身体は女性。指向はアセクシュアル・アロマンティック。
さて、ここに書いてあることが今のあなたにはググらずにわかるだろうか。
そんな人間がさして多いとは思わない。
自分に性別があるということ、ずっと違和感があったけれども、そんな性質に名前があるということなど、ド田舎の限界集落で生まれて、ジェンダーだのフェミニズムだのの薫陶をまるで受けずに成人したあとずいぶん経つまで、考えたことすらなかった。
世の中にゲイとかバイとかレズビアンとかトランスジェンダーと呼ばれる人々がいることは、マンガなり映画なり小説なり、いろんなメディアから情報を得ることができたけれども、Xという言葉がそこに並び始めたのはつい最近、私が30を超えてからのことだ。

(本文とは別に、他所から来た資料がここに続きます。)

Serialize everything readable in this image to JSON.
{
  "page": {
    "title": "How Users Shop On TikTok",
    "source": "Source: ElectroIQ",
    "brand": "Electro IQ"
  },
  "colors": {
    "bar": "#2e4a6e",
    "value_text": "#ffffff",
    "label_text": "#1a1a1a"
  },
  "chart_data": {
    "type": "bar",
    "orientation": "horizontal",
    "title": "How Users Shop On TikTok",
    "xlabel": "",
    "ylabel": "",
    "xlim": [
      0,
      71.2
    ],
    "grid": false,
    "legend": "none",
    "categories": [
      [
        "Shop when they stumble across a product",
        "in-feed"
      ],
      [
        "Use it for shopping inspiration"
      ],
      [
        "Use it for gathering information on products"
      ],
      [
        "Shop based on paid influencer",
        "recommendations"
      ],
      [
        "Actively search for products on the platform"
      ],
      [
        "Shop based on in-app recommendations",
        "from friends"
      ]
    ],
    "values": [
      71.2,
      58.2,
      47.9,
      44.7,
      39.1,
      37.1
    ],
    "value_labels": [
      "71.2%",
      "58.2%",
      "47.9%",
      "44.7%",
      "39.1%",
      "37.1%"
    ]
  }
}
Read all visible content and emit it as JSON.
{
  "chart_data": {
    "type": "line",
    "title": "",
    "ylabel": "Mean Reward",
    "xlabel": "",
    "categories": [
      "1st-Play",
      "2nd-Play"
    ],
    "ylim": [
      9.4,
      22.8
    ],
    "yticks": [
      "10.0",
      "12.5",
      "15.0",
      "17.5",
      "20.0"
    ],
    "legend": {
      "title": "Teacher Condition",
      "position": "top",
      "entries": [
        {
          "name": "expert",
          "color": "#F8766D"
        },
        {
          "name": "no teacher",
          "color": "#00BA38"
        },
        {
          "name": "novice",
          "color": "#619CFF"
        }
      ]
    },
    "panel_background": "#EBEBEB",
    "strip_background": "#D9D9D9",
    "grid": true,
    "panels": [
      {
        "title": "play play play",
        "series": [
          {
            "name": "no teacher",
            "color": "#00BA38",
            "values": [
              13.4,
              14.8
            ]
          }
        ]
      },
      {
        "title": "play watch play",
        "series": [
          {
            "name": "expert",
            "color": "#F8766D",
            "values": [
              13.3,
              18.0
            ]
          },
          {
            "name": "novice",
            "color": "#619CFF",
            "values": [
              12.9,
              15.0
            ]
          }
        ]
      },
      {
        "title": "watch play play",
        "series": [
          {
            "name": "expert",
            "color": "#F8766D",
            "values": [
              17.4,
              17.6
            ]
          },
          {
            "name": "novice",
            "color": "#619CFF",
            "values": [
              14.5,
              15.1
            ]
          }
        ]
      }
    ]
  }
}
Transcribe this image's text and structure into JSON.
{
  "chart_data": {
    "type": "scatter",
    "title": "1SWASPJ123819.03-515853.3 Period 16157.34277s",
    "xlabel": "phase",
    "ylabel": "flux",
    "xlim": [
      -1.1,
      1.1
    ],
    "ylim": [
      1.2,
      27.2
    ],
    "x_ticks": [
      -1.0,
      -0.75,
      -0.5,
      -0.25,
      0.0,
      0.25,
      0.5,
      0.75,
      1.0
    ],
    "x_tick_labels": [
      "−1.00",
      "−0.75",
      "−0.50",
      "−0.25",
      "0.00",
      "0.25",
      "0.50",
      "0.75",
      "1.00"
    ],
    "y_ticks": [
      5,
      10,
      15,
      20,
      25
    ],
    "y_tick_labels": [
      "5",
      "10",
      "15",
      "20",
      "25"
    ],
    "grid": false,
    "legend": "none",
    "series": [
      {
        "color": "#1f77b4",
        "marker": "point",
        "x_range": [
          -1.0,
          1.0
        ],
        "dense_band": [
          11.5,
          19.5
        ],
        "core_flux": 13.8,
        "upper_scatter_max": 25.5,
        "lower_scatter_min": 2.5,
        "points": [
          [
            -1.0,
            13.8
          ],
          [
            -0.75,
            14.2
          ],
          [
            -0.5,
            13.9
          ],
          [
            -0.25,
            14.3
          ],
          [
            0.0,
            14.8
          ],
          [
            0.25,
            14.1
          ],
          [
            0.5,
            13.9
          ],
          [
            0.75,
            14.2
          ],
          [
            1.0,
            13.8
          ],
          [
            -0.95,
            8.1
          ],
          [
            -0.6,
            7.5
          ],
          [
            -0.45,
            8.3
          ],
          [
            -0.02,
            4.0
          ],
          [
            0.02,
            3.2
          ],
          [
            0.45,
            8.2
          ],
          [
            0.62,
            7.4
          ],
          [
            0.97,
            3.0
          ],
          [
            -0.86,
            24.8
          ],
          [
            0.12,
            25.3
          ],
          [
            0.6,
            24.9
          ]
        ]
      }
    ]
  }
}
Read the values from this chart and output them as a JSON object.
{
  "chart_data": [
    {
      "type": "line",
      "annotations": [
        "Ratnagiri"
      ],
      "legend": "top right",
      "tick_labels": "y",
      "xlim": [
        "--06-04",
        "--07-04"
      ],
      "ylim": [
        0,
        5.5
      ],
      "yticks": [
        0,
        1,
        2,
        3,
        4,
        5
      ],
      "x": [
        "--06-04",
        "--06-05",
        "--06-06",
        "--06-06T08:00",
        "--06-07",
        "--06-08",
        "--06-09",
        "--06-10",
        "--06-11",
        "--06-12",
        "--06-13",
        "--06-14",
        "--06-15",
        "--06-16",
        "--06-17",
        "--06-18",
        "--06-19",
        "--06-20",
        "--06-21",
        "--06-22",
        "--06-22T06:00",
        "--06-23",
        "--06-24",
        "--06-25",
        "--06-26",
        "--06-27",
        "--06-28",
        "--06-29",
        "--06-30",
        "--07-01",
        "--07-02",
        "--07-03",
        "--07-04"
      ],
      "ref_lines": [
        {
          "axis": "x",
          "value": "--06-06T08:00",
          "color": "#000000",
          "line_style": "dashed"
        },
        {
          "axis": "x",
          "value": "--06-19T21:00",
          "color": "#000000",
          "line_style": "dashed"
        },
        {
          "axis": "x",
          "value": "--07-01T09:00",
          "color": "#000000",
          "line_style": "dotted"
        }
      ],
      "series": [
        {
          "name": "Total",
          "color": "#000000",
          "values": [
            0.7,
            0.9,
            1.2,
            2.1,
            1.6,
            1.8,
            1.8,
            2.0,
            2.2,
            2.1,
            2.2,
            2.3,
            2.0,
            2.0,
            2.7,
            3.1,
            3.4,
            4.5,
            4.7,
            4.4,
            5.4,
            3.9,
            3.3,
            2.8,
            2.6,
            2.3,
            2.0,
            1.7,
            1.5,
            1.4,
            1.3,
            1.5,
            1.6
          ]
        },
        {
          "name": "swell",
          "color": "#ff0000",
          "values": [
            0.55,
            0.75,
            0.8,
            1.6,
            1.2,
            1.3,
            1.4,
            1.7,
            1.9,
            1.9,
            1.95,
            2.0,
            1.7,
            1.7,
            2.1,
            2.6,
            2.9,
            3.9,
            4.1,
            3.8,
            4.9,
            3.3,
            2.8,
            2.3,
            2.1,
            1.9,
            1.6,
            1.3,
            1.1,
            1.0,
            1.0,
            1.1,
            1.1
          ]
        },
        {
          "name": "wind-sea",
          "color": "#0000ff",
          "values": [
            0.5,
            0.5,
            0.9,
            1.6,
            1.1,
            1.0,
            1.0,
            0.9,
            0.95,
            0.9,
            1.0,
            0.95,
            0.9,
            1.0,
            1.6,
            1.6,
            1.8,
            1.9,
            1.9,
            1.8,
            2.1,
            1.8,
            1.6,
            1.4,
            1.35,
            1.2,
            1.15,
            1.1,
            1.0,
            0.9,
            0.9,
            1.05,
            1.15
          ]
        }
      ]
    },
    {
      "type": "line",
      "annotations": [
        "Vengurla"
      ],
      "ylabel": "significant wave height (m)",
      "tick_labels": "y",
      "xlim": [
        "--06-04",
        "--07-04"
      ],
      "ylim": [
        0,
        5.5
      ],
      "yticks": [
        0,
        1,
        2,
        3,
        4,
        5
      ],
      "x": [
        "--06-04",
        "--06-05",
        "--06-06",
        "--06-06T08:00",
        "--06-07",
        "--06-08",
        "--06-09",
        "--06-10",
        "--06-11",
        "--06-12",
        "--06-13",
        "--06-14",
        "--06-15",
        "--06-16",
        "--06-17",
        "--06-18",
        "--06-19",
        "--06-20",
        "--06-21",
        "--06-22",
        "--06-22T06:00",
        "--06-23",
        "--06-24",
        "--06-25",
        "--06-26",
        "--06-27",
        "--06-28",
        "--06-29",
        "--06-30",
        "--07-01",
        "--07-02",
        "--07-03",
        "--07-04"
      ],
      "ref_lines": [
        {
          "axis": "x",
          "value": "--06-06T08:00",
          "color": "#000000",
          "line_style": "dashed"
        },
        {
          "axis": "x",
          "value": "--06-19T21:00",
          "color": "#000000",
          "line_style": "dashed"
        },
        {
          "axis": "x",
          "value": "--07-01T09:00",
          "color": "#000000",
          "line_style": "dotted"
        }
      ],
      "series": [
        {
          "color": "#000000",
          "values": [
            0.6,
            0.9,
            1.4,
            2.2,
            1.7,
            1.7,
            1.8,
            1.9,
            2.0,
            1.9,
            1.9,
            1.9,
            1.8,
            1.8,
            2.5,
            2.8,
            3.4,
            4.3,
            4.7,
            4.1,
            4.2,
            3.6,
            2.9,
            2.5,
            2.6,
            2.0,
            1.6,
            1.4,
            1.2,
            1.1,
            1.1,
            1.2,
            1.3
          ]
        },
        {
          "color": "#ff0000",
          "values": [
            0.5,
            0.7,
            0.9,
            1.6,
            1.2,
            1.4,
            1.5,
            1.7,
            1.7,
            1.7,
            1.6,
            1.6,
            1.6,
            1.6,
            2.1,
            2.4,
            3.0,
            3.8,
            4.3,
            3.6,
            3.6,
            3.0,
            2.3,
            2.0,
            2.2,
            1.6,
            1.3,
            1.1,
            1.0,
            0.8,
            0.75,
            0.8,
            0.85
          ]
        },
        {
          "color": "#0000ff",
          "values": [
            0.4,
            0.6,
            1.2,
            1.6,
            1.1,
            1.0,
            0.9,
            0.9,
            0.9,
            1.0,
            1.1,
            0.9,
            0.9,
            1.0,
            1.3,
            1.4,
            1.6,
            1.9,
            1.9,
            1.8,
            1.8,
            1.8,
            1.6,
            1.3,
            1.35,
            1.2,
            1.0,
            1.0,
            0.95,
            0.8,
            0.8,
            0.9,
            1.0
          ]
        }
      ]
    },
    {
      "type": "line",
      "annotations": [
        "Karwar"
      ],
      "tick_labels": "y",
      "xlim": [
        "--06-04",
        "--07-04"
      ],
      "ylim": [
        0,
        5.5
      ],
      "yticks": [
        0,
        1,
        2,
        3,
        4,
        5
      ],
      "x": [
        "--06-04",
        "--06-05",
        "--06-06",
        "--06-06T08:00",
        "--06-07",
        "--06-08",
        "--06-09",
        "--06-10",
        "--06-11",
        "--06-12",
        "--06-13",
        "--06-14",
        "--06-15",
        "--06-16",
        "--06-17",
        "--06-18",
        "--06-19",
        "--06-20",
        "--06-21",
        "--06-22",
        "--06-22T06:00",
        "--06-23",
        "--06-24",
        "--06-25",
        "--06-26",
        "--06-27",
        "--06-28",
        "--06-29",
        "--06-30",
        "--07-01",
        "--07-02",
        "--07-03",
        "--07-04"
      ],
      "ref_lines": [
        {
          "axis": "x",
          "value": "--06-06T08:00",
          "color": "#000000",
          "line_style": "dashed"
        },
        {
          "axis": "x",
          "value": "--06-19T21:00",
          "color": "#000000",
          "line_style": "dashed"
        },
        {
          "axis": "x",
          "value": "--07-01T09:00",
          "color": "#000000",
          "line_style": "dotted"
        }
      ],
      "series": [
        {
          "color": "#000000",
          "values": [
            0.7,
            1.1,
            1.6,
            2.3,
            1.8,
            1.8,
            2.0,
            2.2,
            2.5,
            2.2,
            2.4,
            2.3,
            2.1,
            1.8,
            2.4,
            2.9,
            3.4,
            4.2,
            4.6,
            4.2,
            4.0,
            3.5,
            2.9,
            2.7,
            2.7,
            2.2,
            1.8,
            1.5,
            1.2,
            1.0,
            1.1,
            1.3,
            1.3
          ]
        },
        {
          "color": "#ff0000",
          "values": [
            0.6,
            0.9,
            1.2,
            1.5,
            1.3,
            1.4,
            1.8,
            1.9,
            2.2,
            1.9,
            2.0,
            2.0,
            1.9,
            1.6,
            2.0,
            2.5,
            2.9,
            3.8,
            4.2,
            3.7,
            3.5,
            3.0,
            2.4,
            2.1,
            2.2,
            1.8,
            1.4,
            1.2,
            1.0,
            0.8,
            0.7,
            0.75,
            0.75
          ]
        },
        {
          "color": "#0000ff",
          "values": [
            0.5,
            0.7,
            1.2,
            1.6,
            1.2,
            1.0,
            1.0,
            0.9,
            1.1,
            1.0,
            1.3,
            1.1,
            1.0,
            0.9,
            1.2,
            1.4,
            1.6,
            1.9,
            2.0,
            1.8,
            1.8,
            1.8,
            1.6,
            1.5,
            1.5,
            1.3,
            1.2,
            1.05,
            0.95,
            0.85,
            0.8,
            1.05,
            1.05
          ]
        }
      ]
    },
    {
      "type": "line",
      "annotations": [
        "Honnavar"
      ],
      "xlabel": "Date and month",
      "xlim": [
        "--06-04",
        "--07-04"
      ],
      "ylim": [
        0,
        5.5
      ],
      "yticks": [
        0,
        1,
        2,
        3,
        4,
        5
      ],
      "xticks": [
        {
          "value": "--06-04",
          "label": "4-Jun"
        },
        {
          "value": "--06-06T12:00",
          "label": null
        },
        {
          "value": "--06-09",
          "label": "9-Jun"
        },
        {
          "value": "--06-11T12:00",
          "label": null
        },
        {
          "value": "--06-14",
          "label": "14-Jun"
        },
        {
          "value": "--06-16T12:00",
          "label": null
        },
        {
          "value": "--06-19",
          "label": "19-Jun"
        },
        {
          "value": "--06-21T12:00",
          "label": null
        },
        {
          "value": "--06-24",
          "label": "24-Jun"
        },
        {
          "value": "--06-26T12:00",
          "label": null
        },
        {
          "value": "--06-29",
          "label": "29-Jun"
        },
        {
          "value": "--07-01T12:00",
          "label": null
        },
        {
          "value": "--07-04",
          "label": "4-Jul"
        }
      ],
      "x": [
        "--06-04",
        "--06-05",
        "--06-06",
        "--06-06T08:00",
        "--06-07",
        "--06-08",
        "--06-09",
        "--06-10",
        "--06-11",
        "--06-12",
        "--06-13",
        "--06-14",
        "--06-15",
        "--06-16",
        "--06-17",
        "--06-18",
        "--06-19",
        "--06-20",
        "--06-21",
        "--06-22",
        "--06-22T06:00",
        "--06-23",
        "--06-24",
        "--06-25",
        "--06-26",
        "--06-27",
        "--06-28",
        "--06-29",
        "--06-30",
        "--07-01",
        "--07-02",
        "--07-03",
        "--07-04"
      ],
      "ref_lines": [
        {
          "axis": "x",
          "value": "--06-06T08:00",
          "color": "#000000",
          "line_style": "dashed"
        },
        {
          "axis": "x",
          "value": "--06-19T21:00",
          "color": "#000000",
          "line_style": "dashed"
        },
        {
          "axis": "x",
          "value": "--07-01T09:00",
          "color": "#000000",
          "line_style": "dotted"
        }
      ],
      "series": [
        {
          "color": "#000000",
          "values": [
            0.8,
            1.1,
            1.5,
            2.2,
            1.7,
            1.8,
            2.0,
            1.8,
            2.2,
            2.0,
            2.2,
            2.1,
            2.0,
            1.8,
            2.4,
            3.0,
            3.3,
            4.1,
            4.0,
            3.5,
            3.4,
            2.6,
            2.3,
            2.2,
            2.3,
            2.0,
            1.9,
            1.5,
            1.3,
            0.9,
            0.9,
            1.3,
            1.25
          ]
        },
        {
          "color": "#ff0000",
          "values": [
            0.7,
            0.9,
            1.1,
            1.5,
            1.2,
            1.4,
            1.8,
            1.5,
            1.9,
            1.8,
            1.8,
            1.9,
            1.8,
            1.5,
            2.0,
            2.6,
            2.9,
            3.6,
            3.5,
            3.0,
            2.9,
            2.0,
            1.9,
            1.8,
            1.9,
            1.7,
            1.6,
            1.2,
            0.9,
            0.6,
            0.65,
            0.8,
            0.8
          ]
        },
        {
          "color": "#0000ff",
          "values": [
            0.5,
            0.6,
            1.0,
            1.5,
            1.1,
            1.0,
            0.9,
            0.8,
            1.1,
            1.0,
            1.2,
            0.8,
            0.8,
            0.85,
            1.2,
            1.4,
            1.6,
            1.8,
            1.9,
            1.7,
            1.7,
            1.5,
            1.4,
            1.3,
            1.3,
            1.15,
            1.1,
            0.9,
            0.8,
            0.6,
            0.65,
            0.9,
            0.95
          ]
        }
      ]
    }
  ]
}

私自身、働き始めて広告論の勉強を始めたタイミングで、初めて知った。
恋愛・性交に前向きでない女性は多い。
全く何にも思いやしなかったけれども、女性身体側だとそれでも性交はできてしまう。何にも思わないので不快感もなかった。ただ、何なんだろうかなあこれはと思っていたし、世の中がそうしたことに血道を上げるのも意味不明だなあと思っていた。
しかしね、これはなかなか疑問を持たないよ。強く「なりたい身体」や「欲求・衝動」があるわけでもないからだ。なんにもないんだもん。嫌悪感も執着も。
単に極端にヤルキレスな人間なのだろうと思っていたよ。
さて、気づける人よ、私はずっと気づかなかったぞ。そんなものがあるなんて知らなかったし、誰も教えてくれなかったし。たまたまこんな仕事を始めなければ、最後まで気づかずに死んだかもしれない。
私はマジョリティかね?
あのさー、人間がこの世に何があって何がないのか、全部わかるなんて思わねえ方がいいぞ。
気づけるの、幸福なことだよ。その概念は既に見出されているということだ。